I suspect a fairly common scenario for Sitecore developers is launching a new site which replaces an existing one with a shiny new design and content structure. It's a fairly common requirement of these projects that whoever is in charge of SEO will want redirects in place from important old URLs on the site, to new ones. They ensure that users who have bookmarks to the old pages don't see 404s, and try to keep the search engine rankings which had been acquired by the old site.
Another common scenario these days is for new websites to serve all of their pages under HTTPS, rather than just the "sensitive" pages as we might have done in the past.
When you combine these two needs together, you can end up with more complicated redirection rules than you might have needed in the past. If you're planning to make use of the the Url Redirect module from the Sitecore Marketplace, my experiences doing this might be of help to you:
We need zero or one of these rules to trigger for any request arriving at the server.
In my case, detecting a URL which requires a redirect needs an expression based on the pattern:
^the-url-to-redirect/?$
Which translates as:
When constructing these rules you need to remember that you don't see the protocol, host name or querystring at this point. If you're not confident with regular expressions, a testing tool such as the .Net Regex Tester can be very helpful to help you get the syntax right. This is generally easier than trying to debug the expressions by running redirect rules in Sitecore.
Your rule item probably ends up looking a bit like this: (Click to enlarge)
If this matches, you then need a
Redirect
item to describe what should happen.
Here, we need to specify a few things:
The first two are dealt with by the replacement expression that we define in the
Rewrite URL
field. This will look something like:
https://HTTP_HOST/my-new-site-url
The
{HTTP_HOST}
token will be replaced with whatever the host was in the original request.

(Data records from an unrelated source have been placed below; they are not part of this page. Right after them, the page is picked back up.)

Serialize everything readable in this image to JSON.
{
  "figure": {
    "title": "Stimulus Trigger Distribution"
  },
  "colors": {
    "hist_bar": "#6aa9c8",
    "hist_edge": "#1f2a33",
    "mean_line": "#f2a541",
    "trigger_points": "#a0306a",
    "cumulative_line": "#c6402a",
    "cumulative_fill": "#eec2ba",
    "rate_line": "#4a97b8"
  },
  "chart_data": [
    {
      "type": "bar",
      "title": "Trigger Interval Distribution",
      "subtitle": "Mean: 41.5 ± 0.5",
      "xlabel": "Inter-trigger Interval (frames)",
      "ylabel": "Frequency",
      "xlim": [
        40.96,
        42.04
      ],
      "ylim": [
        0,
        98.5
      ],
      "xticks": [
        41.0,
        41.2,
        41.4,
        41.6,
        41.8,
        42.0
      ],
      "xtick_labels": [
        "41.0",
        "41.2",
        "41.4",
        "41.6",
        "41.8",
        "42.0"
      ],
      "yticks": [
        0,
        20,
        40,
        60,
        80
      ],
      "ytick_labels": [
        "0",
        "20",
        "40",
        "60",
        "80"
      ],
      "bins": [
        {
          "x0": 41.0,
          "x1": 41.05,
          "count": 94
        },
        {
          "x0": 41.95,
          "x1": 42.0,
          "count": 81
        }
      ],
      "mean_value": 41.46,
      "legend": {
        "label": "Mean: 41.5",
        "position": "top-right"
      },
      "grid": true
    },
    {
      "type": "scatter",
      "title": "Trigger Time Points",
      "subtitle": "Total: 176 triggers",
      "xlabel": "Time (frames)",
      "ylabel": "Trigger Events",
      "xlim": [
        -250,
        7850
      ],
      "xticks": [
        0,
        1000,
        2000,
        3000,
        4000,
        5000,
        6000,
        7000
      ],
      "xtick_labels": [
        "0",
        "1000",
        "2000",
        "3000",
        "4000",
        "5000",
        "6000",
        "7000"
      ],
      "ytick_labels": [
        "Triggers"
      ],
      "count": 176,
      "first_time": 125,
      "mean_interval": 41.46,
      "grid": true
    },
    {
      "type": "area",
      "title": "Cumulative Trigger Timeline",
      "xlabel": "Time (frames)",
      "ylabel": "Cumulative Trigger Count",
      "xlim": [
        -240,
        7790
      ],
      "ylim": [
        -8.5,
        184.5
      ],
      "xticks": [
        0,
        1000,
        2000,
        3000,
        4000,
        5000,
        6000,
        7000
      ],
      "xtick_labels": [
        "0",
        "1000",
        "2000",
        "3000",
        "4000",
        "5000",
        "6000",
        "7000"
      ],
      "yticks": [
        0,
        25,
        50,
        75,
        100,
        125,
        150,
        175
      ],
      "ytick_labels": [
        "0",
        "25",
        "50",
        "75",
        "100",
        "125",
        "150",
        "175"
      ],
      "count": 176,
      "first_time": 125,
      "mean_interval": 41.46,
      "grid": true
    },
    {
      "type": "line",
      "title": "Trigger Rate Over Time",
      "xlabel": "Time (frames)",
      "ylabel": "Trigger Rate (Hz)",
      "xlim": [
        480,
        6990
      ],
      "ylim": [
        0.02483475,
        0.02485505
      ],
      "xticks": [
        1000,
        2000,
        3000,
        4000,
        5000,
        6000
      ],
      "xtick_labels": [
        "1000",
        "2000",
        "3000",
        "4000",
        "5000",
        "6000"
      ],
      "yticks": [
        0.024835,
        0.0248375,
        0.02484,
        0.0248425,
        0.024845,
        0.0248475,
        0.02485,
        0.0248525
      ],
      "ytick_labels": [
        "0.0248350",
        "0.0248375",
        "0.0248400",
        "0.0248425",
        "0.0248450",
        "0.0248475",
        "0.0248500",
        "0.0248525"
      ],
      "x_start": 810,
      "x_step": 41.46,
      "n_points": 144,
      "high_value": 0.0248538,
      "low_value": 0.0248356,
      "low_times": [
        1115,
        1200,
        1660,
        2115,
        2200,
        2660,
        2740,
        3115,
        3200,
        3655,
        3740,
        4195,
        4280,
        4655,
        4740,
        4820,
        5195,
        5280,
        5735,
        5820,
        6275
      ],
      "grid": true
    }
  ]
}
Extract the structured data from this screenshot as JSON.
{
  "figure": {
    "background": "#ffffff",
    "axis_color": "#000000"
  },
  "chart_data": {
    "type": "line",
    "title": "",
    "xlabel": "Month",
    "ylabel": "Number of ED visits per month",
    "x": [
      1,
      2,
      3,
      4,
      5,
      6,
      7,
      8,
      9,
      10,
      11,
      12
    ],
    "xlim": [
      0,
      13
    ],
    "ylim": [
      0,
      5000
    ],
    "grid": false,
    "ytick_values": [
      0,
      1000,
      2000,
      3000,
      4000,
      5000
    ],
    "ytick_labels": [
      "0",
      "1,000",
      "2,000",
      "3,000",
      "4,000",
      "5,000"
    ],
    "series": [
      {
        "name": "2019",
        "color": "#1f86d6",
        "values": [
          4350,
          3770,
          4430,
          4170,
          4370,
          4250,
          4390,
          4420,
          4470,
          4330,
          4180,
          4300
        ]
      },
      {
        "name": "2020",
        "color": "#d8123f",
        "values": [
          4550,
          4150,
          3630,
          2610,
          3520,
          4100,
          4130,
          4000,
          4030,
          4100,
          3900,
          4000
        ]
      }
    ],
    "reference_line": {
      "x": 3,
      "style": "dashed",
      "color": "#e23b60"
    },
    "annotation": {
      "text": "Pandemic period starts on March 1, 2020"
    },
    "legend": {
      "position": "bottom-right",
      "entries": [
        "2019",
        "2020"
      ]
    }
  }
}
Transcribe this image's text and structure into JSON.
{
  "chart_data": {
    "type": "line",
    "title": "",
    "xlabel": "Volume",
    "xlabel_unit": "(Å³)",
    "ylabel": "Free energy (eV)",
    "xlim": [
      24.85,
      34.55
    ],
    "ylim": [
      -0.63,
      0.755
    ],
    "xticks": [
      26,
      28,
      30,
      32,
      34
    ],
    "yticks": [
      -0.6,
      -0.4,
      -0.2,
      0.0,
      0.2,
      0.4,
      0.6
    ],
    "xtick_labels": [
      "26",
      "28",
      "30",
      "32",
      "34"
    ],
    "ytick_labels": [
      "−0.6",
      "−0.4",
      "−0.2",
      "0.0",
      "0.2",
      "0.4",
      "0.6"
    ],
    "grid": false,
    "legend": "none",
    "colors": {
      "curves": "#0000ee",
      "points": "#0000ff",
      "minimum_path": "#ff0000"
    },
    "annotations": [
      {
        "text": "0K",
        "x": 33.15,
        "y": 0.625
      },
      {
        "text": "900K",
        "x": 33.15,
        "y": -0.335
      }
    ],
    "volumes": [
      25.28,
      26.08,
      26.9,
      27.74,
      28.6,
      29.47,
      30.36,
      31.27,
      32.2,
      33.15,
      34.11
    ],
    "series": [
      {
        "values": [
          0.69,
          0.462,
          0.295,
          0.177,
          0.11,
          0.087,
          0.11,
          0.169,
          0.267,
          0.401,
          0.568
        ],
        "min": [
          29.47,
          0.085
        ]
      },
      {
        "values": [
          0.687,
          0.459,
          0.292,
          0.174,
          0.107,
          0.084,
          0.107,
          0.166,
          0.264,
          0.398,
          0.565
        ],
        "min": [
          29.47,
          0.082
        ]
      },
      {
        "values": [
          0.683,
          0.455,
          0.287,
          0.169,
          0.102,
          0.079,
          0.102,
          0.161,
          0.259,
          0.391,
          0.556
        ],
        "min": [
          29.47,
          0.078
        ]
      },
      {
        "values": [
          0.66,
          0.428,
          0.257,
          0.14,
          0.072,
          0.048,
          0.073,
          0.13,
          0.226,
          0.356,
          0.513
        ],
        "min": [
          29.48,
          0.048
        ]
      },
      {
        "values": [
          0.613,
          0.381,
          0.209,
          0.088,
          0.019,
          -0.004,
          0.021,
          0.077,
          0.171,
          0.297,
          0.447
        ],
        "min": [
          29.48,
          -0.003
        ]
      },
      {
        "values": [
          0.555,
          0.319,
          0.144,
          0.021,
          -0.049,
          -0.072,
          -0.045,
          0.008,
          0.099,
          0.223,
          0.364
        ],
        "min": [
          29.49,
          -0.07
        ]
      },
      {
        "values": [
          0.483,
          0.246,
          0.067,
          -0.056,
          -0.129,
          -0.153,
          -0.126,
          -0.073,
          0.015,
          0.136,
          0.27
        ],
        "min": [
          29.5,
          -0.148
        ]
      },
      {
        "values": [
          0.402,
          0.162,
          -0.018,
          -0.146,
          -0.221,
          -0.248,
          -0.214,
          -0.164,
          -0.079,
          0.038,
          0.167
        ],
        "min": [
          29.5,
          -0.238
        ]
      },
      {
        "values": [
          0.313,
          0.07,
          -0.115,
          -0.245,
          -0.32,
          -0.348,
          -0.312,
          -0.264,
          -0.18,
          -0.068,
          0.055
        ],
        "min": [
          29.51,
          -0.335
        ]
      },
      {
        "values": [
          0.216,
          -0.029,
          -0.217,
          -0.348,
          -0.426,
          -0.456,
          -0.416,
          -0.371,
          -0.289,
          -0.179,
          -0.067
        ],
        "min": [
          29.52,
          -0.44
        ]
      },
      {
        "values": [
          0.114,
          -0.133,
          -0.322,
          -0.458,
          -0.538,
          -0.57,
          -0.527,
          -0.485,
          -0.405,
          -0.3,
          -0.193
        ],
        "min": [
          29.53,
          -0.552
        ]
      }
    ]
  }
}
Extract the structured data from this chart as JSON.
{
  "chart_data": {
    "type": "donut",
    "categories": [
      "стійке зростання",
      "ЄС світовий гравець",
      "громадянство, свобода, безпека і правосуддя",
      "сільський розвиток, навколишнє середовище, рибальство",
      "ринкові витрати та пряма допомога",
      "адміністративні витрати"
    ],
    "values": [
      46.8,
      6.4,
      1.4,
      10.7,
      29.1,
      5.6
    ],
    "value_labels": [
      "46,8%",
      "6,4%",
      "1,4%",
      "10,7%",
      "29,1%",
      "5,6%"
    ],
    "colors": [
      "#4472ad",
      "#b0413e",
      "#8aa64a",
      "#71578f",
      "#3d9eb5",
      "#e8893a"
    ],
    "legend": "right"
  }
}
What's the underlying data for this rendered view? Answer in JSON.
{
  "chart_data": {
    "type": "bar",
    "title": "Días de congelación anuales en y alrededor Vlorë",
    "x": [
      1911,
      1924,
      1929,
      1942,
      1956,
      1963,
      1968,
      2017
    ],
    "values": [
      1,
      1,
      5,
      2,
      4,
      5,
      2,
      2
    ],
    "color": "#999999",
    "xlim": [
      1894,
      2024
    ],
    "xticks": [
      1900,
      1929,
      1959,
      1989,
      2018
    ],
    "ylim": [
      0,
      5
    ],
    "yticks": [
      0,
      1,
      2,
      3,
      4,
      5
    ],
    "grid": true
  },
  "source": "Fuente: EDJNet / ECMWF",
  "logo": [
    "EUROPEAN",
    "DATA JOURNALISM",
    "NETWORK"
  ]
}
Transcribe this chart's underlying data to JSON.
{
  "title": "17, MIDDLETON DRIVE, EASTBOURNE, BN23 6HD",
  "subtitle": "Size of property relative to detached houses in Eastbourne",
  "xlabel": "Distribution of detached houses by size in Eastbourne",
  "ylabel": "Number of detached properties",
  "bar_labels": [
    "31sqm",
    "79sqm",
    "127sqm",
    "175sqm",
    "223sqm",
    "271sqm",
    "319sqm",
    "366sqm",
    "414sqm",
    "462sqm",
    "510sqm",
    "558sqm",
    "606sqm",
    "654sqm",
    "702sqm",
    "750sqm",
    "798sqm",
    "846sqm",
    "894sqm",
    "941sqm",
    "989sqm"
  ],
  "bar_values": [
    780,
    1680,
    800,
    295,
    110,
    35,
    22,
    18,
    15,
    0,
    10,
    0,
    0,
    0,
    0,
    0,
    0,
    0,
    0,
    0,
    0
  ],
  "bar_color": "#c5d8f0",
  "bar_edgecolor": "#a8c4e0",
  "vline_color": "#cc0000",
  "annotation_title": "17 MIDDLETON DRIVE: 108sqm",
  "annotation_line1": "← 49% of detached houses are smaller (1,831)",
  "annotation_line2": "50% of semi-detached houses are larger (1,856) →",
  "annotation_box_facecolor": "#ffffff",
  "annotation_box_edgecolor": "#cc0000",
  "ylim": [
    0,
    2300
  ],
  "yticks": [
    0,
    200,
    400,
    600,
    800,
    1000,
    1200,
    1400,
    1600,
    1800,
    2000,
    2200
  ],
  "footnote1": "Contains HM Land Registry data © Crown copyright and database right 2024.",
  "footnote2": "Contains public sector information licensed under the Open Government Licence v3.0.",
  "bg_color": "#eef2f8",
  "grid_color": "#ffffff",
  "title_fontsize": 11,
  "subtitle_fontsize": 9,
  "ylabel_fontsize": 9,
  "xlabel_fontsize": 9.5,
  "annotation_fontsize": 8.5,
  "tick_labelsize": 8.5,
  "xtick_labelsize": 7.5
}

Using this approach rather than hard-coding the host allows the rules to be tested on non-production servers prior to deployment.
The third and fourth bullets are dealt with by the
Redirect Type
field and the
Stop processing of subsequent rules
checkbox.
So your redirect item will look something like:
You'll need to follow that pattern to create a set of rules for redirecting the old URLs that your SEO people require. You may find that using folders to organise the rules for sub-levels of the old site will help keep things neater. Folders are ignored by the logic which processes the rules, so they just help you organise rules.
First of all, the
Inbound Rule
here needs to match everything, as we only get here if no other rule has matched. The example rules that ship with the module use
(.*)
for this purpose. The brackets here are required to make a "group" in Regular Expression terms – basically some characters we're going to want to be able to fetch later.
Secondly, you need to add a
Condition
to qualify the
Inbound Rule
. We've already told it to "match any path" but we only want this rule to trigger if the request is made under HTTP. The data needed for that is as follows:
That means the rule only triggers when the flag saying "is the request under HTTPS" is false.
And finally, we need the redirect:
The only difference here is the use of the
{R:1}
token in the target URL. This fetches back the group we matched above, so we can paste the original requested URL into our re-written request.
But when I'd finished testing this and deployed it to my QA infrastructure, it stopped working as expected. Suddenly I was seeing the rules firing in such a way that two redirects were required. The generic HTTPS rule would trigger first for my test, followed by the specific rule.
Cue a few hours spent with the source code from Github and the trusty Visual Studio debugger...
The reason, it turns out is that the rules are fetched by a query when the module starts up, and it's based on the item template not content structure. The order items come back in isn't really defined here, but is most likely related to the order they exist in the underlying database. On my dev machine, I'd created them in the correct order so by luck they were working there, but copying them across to the QA site via a package hadn't maintained that ordering. Hence the list of rules in memory ended up in a different order to the rules in the content tree – because that's always sorted by the
__sortorder
field.
I ended up solving my problem by adding "sort by
__sortorder
into the redirect module code, so that each time a rule is updated the cached rule-set in memory is re-sorted. The
change set is available via github
if you find yourself in a similar situation, and I've submitted a Pull Request for this and some other minor changes. So hopefully that behaviour (or an improved version of it) can end up in the Marketplace module in the future...
One point worth noting is that because of the way that Sitecore manages the values in the
__sortorder
field, if you put rules into folders, more than one rule can end up with the same sort order value. Sitecore restarts its numbering from scratch for each folder, so if the rules are fetched from more than one folder you can see duplication. And unsurprisingly, the outcome of the sort operation is undefined for these duplicates. If this is going to be an issue to you, you probably need to manually adjust the values in the sort order field, to make sure their values sort correctly. This field lives in the "Standard Fields" for Sitecore Items, so you'll need to make sure those are visible in Content Editor in order to modify it. Or alternatively you might consider modifying the code to sort by a custom "rule priority" field that you create yourself.